レイカーズファンの反応は『批判』から『支持』へと転じる
ラッセル・ウェストブルックはレイカーズが開幕から3連敗を喫した時点でスターターから外れた。オースティン・リーブス、その後はデニス・シュルーダーに取って代わられた形だが、それが結果として彼をどん底から救い出すことになった。
ウェストブルックはシーズンの大部分で低調だった昨シーズンにベンチスタートを受け入れなかった。今回、たった3試合でのスタメン落ちは厳しすぎるようにも見えるが、1シーズンと3試合のテストを経た上での決定であり、彼も受け入れざるを得なかった。その後しばらくは、彼自身もモチベーションと集中を欠いていたようだが、どこかのタイミングでベンチスタートを本当の意味で受け入れた。

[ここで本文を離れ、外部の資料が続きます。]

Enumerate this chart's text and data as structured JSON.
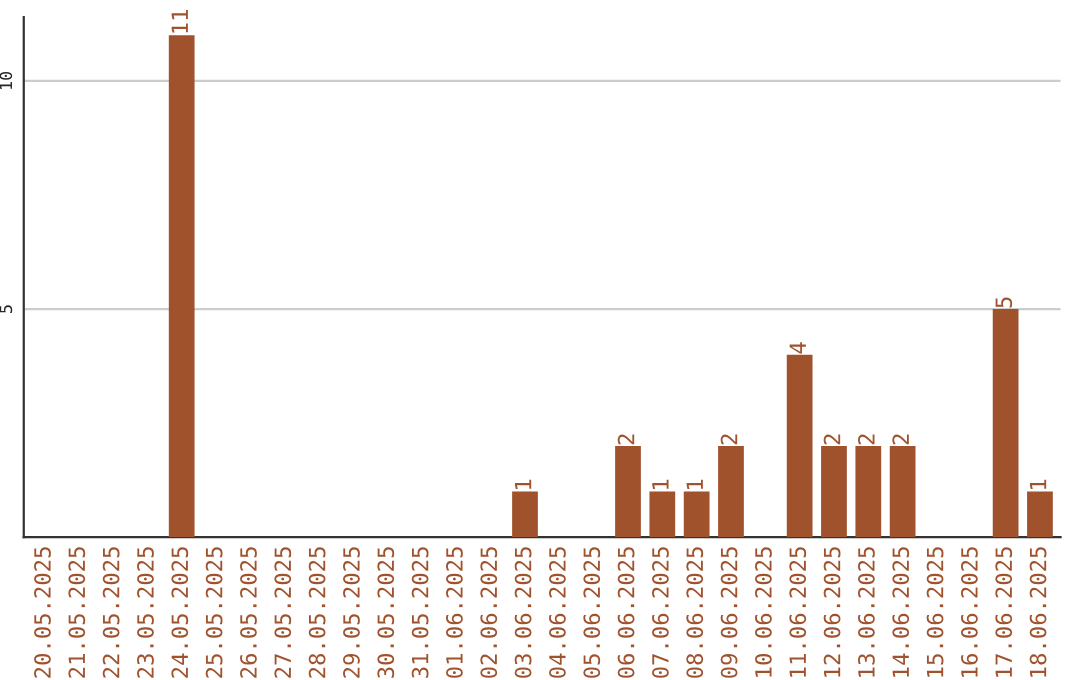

「名前が呼ばれれば、いつだって行けるよう準備している」とウェストブルックは言い、彼を先発から外したヘッドコーチのダービン・ハムは「彼は犠牲を厭わない」とその姿勢を称えた上で「人々がシックスマン賞の話をする時、ラス(ウェストブルック)の名前が出るようにしたい」と語っている。
ベンチスタートになったウェストブルックは、12月には29分のプレータイムを得ている。昨シーズン平均より約4分短くなった計算だが、その分だけダイナミックな動きが際立つことになった。出場時間の増減によるスタミナ配分よりも、彼がいない時間帯から彼がいる時間帯へと切り替わる時のペースの差、エネルギーの差に、相手が対応しきれないことが大きい。サンダー時代のように、48分間フルスロットルで押しまくることはできないのかもしれないが、ベンチスタートという変化が彼を蘇らせた。

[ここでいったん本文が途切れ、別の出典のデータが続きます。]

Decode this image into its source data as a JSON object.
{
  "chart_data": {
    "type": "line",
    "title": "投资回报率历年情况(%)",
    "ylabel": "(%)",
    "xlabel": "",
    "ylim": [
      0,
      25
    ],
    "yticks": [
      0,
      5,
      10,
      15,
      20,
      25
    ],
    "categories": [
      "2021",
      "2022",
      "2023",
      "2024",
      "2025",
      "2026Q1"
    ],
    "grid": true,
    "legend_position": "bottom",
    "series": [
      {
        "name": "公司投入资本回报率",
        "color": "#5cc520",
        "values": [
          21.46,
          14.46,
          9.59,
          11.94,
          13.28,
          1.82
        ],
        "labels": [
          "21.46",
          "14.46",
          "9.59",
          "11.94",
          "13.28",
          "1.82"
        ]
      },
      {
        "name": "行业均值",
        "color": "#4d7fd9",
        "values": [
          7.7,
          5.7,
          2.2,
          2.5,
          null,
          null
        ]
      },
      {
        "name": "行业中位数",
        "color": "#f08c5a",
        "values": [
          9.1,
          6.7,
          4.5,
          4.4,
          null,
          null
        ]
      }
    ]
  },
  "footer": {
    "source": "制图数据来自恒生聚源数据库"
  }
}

それ以上に大きな変化が、ファンの反応だ。レイカーズがどれだけ不甲斐なくても、優勝の功労者であるレブロン・ジェームズやアンソニー・デイビスは心情的に批判するつもりになれないファンは、ウェストブルックを『戦犯』と見立てて批判を集中させた。彼は鋼のメンタリティの持ち主だが、「アリーナでブーイングを浴び、子供たちがそこにいることはつらかった」と、さすがに辛かったと振り返っている。
そんなファンの反応が、今は変わっている。ベンチスタートを受け入れ、与えられた出番で全力を尽くし、なおかつチームの必要に応じて彼本来のプレーよりもアシストをやや多くしてプレーするウェストブルックを、ファンは認めた。ジャンプシュートが外れた時にため息が漏れるのは変わらないが、今の彼は『戦犯』ではなくなっている。
ヒートのレジェンドであるドウェイン・ウェイドは、かつてこの状況を経験している。彼は『Sports Illustrated』にこうコメントしている。「プレータイムが減ったことでディフェンスに使えるエネルギーが増えた。ラスにとってベンチスタートは、自分らしくプレーするために最善の方法だ。アレン・アイバーソンがベンチスタートを受け入れていたら、あと3年か4年はプレーできた。この期間は、自分の役割を楽しみながら素晴らしい時間を過ごせる。ラスは自分のキャリアにとって最善の決断をしたと思う」
ウェストブルックはプロフェッショナルとして、「チームの勝利のためなら何でもする」という姿勢を体現している。ただ、これが長く続くとは思わない。彼はおそらく自分への扱いは正当なものではないと考え、レイカーズへの忠誠心を持っていない。この点、キャリア終盤に移籍で苦労した後、愛するヒートに戻ってキャリアの最後を過ごしたウェイドとは全く違う。
ベンチスタートを受け入れるのと、チームへの忠誠心は似ているようで異なる。今シーズン限りで契約満了を迎える彼は今、レイカーズのためではなく自分自身のキャリアを切り開くためにプレーしている。
ただ、それでレイカーズには何の損もない。彼が全く活躍せず、トレードしようにも欲しがるチームがなく、今シーズンにレブロンやデイビスを上回る4700万ドルの高給をもらうだけの存在であれば大打撃だが、今ではシックスマン賞の有力候補となるパフォーマンスを見せ、チーム浮上のカギとなっている。契約延長はあり得ないが、別れの時が来るまでレイカーズとウェストブルックは互いを利用しながら互いの利益を確保していく。それもまた、プロフェッショナルの正しいあり方だ。